07-09, 13:15–13:45 (US/Pacific), Ballroom
This talk walks all Pythonistas through recent CuPy feature development. Join me and hear my story on how an open-source novice started contributing to and helping CuPy over the years grow into a full-fledged, reliable, GPU-accelerated array library that covers most of NumPy, SciPy, and Numba functionalities.
Today, CuPy is the go-to library for general-purpose GPU programming in Python. To achieve the goal while keeping the library performant, maintainable, and easy to package and deploy, CuPy resorted to Just-in-Time (JIT) compiling CUDA C++ kernels as the underlying workhorse. Equipped with this capability and other highly optimized vendor libraries, CuPy quickly expanded its coverage over the majority of NumPy ufuncs (elementwise functions), reduction operations (ex: cupy.sum
), FFT, and linear algebra. Users were able to accelerate their NumPy code on GPUs.

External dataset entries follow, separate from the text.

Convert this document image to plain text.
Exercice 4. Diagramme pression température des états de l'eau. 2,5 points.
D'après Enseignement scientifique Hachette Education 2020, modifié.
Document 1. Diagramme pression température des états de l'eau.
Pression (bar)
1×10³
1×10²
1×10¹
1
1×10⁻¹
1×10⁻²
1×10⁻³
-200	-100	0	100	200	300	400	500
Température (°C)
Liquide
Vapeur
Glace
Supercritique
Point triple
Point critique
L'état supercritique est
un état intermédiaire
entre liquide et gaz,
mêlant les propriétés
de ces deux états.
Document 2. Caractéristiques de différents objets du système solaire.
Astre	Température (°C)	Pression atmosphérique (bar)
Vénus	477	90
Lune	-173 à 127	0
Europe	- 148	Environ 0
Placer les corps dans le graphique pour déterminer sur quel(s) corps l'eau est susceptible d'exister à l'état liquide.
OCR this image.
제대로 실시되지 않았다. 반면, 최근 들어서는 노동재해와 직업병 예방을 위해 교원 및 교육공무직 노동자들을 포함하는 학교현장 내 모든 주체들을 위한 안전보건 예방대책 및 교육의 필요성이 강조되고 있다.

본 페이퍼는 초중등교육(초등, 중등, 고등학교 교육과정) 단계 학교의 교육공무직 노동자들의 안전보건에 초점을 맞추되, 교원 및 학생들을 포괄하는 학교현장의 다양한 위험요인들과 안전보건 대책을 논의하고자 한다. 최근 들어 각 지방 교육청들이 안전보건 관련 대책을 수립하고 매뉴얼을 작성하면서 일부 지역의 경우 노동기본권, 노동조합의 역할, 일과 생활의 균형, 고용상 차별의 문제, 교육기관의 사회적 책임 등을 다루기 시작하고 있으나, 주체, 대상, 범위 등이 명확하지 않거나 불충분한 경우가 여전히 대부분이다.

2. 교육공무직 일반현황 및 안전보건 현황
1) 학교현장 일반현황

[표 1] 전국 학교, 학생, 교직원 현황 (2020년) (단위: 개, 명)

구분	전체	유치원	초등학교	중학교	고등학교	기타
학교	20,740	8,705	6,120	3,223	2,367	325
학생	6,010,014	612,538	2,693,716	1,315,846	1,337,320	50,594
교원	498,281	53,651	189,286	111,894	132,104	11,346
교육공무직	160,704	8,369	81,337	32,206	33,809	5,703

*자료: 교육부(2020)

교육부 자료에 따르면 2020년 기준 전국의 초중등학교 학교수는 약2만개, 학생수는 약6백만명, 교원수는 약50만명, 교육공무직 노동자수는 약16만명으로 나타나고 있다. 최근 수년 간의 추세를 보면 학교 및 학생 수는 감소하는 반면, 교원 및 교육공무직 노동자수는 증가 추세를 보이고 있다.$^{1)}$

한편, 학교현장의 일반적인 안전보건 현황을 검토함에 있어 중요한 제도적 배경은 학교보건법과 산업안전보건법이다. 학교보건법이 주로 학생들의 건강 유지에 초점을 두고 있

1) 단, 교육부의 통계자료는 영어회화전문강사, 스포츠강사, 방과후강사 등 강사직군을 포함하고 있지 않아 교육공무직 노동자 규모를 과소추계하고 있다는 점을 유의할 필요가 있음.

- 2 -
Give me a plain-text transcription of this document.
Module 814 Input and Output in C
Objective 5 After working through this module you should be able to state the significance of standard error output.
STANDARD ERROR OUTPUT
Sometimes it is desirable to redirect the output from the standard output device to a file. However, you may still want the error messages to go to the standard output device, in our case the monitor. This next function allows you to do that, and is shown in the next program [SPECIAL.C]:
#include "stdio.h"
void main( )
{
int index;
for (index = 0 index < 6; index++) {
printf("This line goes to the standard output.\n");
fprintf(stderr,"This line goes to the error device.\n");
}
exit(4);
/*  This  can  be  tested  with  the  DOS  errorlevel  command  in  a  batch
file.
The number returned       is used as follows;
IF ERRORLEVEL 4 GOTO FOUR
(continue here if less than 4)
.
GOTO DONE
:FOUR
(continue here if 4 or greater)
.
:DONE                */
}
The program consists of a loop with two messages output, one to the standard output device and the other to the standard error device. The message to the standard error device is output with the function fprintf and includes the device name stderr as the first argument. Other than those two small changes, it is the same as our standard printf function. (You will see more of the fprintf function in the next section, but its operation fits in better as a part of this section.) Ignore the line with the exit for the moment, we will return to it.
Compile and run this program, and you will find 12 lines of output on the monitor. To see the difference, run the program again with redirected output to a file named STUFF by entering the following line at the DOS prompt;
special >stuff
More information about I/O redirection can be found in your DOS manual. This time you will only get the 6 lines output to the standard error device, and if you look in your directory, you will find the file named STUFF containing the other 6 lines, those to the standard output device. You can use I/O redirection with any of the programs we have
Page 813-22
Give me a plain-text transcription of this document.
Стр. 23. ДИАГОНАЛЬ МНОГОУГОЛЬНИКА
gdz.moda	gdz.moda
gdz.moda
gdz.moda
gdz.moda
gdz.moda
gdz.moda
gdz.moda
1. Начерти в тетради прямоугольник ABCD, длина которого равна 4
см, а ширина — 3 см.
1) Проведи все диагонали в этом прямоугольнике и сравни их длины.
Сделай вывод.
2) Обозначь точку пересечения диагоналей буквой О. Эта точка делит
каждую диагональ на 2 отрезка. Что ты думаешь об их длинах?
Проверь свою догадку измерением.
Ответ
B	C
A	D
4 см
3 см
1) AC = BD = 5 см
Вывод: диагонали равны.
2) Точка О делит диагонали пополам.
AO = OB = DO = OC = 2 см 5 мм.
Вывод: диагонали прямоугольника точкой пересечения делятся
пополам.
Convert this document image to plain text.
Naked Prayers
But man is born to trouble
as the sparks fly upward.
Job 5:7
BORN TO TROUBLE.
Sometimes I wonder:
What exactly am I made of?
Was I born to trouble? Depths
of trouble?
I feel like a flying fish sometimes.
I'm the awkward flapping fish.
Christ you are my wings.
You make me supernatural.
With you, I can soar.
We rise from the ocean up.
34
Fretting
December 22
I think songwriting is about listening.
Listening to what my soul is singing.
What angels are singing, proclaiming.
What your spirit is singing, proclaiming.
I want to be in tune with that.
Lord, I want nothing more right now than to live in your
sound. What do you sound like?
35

Over time, it became clear that the same strategy opens up two doors simultaneously: One is to allow CuPy to cover more scientific computing routines from SciPy, should there exist parallel algorithms friendly to massively parallel architectures like GPUs. Another is to allow users to implement custom GPU workloads themselves when all libraries fail to meet the need. The two pathways that were paved out of the doors eventually cross again at the @cupyx.jit
decorator, enabling users to write GPU code in Python syntax similar to Numba’s @cuda.jit
, but instead powered by a flexible Python AST to CUDA C++ transpiler. I argue that it is the programmability part of CuPy that solved the “last-mile” challenge and gained its current status.
I will lead the audience through CuPy’s history from my perspective as a long-time contributor, give Pythonistas a glimpse into the magic of GPU programming and Python’s productive interoperability, and share my vision for how the future of CuPy might look like.
I am a senior software engineer at NVIDIA, currently leading the CUDA Python program. We aim to enable Python as a first-class language on the CUDA platform. In my prior roles at NVIDIA I co-founded several Python projects, including cuQuantum Python and nvmath-python, and spoke in PyCon 2022 as a sponsor. I have also supported many open-source developments, such as conda-forge, Python array API standard, and DLPack. Before joining NVIDIA, I was an assistant computational scientist at Brookhaven National Lab, and contributed to open source projects like CuPy and mpi4py.